AHRQ hopes to help hospitals with health IT project workflow

The Agency for Healthcare Research and Quality hopes to address one of the most challenging aspects of big health information technology projects: workflow design. The federal agency announced it is seeking feedback on a proposed Workflow Assessment for Health IT Toolkit.

"Understanding clinical work practices and how they will be affected by practice innovations such as implementing health IT has become a central focus of health IT research," the agency wrote in the March 9 Federal Register.

"While much of the attention of health IT research and development had been directed at the technical issues of building and deploying health IT systems, there is growing consensus that deployment of health IT has often had disappointing results, and while technical challenges remain, there is a need for greater attention to sociotechnical issues and the problems of modeling workflow."

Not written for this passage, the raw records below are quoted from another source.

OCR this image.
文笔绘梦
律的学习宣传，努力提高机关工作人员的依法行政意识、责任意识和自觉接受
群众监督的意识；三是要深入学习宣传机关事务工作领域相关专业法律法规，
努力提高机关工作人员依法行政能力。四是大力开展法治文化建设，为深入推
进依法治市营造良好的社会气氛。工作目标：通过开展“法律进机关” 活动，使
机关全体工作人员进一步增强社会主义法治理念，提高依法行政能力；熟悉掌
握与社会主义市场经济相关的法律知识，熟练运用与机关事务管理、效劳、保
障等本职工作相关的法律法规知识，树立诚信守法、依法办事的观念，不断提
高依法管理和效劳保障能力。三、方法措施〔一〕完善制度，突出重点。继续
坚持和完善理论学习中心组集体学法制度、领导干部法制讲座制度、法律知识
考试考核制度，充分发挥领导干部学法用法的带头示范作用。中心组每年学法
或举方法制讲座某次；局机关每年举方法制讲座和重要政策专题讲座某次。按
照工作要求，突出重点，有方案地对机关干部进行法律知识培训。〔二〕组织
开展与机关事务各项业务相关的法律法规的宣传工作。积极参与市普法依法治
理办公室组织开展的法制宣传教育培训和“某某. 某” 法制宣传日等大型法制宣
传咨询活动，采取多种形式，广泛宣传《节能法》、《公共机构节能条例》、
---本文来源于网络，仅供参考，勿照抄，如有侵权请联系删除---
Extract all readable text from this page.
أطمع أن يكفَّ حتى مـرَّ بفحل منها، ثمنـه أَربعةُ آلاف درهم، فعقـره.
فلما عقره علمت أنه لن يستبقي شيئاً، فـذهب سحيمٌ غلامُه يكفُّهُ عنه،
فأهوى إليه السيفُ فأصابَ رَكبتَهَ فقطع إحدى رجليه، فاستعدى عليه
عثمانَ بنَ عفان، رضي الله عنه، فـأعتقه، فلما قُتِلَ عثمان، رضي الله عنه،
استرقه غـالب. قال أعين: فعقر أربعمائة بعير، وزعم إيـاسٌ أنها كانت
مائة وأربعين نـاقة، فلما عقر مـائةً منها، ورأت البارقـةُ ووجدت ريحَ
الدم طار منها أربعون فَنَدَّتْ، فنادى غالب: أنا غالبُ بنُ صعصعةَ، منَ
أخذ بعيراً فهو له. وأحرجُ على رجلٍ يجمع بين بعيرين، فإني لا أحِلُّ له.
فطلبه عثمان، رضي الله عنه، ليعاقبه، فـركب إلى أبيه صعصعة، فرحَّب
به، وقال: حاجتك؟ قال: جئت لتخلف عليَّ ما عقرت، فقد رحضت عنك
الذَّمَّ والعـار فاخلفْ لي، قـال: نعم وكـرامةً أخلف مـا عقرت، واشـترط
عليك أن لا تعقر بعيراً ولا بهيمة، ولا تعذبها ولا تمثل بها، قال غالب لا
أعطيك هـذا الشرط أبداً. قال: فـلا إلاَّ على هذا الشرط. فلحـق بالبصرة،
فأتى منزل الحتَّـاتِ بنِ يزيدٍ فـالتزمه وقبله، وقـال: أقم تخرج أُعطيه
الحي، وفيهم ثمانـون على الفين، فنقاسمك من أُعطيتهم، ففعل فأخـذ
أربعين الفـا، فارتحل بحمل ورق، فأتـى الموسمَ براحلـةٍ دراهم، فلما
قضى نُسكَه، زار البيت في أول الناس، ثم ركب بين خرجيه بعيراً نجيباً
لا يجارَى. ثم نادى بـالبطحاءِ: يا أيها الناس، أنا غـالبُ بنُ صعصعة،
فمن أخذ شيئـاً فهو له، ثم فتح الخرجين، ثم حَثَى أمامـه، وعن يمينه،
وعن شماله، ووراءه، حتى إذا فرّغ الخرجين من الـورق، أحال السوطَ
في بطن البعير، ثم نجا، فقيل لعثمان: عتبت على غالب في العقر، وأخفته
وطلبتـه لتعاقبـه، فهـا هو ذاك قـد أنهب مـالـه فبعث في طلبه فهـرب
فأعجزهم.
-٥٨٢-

The toolkit will allow hospitals to evaluate workflow in ambulatory care for all stages of health IT implementation, from determining system requirements to using the system once it's in place. In particular, the agency wants to make sure the toolkit is useful to small- and medium-sized ambulatory care clinic managers, clinicians, and staff.

To that end, it plans to conduct field assessments in 18 small- and medium-sized practices and gather feedback from two Health IT Regional Extension Centers.

Comments on the proposal are open until April 8.

In his Regional Extension Center blog, analyst Bobby Gladd responded to the AHRQ request by offering readers two workflow graphics that represent cases he's worked on--one of them didn't go so well.

"The first one comes from a doc who wasted a bunch of my time (and his), only to decide he wanted to ditch his EHR contract and go back into Vendor Selection, right on the heels of our being accorded sandbox access to the product so that we could begin to map specific workflows, particularly those relating to Meaningful Use compliance," Gladd writes. "That had to have been several grand of FTE in the commode."